Bioassays have been demonstrated to be useful in cases of fluctuating thyroid function in pregnancy and pediatric care⁶ where thyroid scintigraphy is contraindicated or not available, in those on alemtuzumab therapy for multiple sclerosis,⁷ and in those who are resistant to antithyroid medications.⁸

A number of studies^8,9 have demonstrated that patients with a high variability of thyroid receptor epitopes (heterogeneous epitope distribution) achieved the highest response to antithyroid medications compared with those with homogenous thyroid receptor epitopes. It has been suggested that the measurement of TRAb epitopes prior to commencement of antithyroid medications could predict the patient’s long-term response.

Unfortunately, this requires a laboratory assay that is able to distinguish between stimulating and blocking epitopes. Conventional TRAb assays based on competitive binding inhibition rely on the binding avidity of TRAb in the serum sample to the capture antibody and, therefore, detect all forms of TRAb. Third-generation TRAb assays now have the added advantage of automation and tracking systems to minimize specimen handling and reduce the turnaround time of results. These assays are also traceable to the World Health Organization 2nd International Standard 08/204 international reference standard, which is a monoclonal stimulating antibody (M22 immunoglobulin G) produced from lymphocytes of pregnant patients with GD undergoing regular plasmapheresis.¹⁰ More recently, an automated TSI Bridge assay (Siemens Immulite) was released, which claims to detect TSI. However, a study by Diana et al¹¹ showed that the bridge assay cannot definitively differentiate between TSI and TBI.

The earliest report of a patient with coexisting stimulating and blocking TRAbs was published in 1988 using porcine thyroid cells.¹² The availability of functional bioassays has largely improved since then, and the use of CHO K1 cells stably transfected with chimeric human TSH receptor and a suitable reporter gene has enabled distinction between stimulating and blocking antibodies to be reliably determined and with high reproducibility. Other commercially available bioassays, such as the thyroid-stimulating antibody bioassay (RSR Pty Ltd), use similar transfected CHO cells; however, activity is determined based on the measurement of cAMP in an enzyme-linked immunosorbent assay format.

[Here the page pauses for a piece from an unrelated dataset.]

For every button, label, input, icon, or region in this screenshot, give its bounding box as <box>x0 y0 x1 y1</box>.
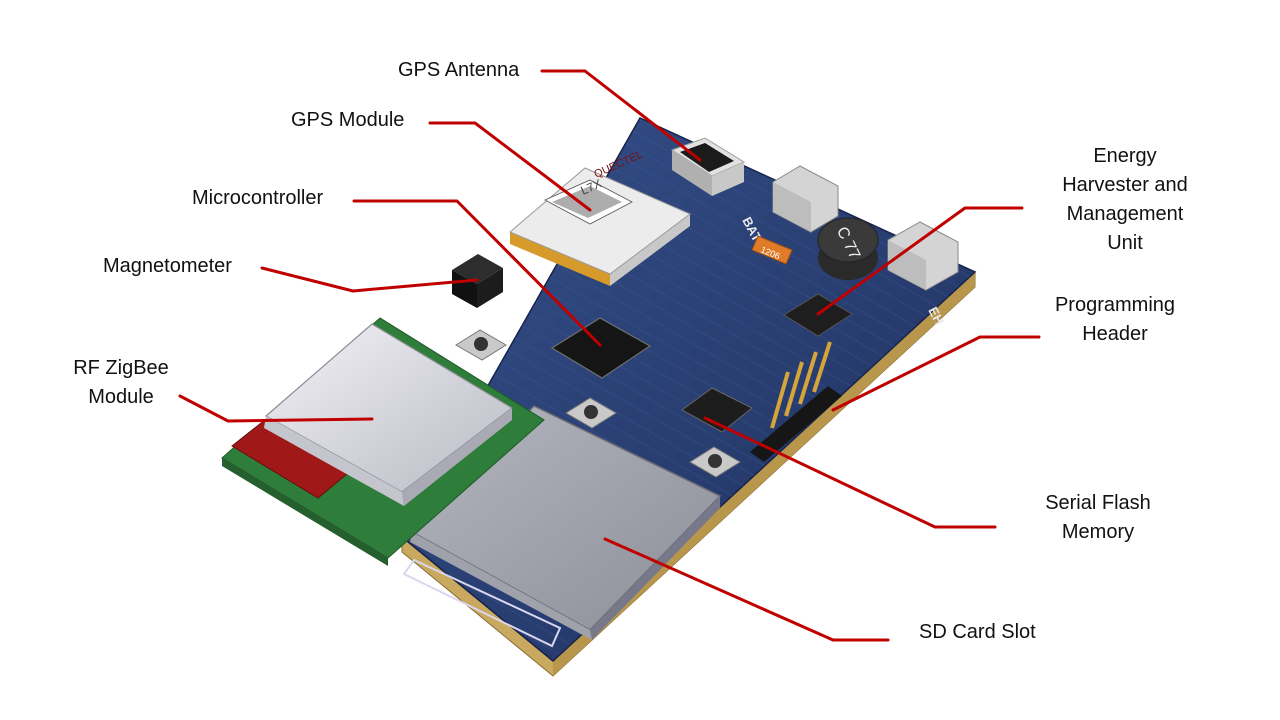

In our patient, we used Thyretain TSI and TBI Reporter BioAssays. These use the Mc4 CHO cell line that has amino acid residues 262 to 368 of the human TSH receptor replaced by amino acid residues 262 to 334 from the rat luteinizing hormone/chorionic gonadotropin hormone receptor. The cells are also transfected with a cAMP-luciferase reporter gene to generate a luminescent signal when oxidized with luciferin. The TSI bioassay has a diagnostic sensitivity of 97% and specificity of 82% in the detection of GD (in-house data, unpublished); however, another study¹³ reported a sensitivity of 100% in patients with hyperthyroidism and GD and 100% specificity in healthy controls. Positive and negative predictive values were also 100% compared with 5 other thyroid-binding assays.

The results of the bioassays confirmed that both stimulating and blocking forms can coexist in a patient and that the balance of their action on TSHr can change within a short period of time and during the course of antithyroid medication. Monitoring of individual subtypes can provide insights into predominant TRAbs and their role in clinical presentation.

Clinicians and laboratory scientists should be aware of the usefulness of functional thyroid-stimulating and -blocking antibody assays in patients presenting with GD, in whom there is a swing between hyperthyroidism and hypothyroidism. This distinction could be vital to clinicians in managing their patients’ care, particularly in the context of pregnancy, wherein it may also have implications for the newborn.

Disclosure

The authors have no multiplicity of interest to disclose.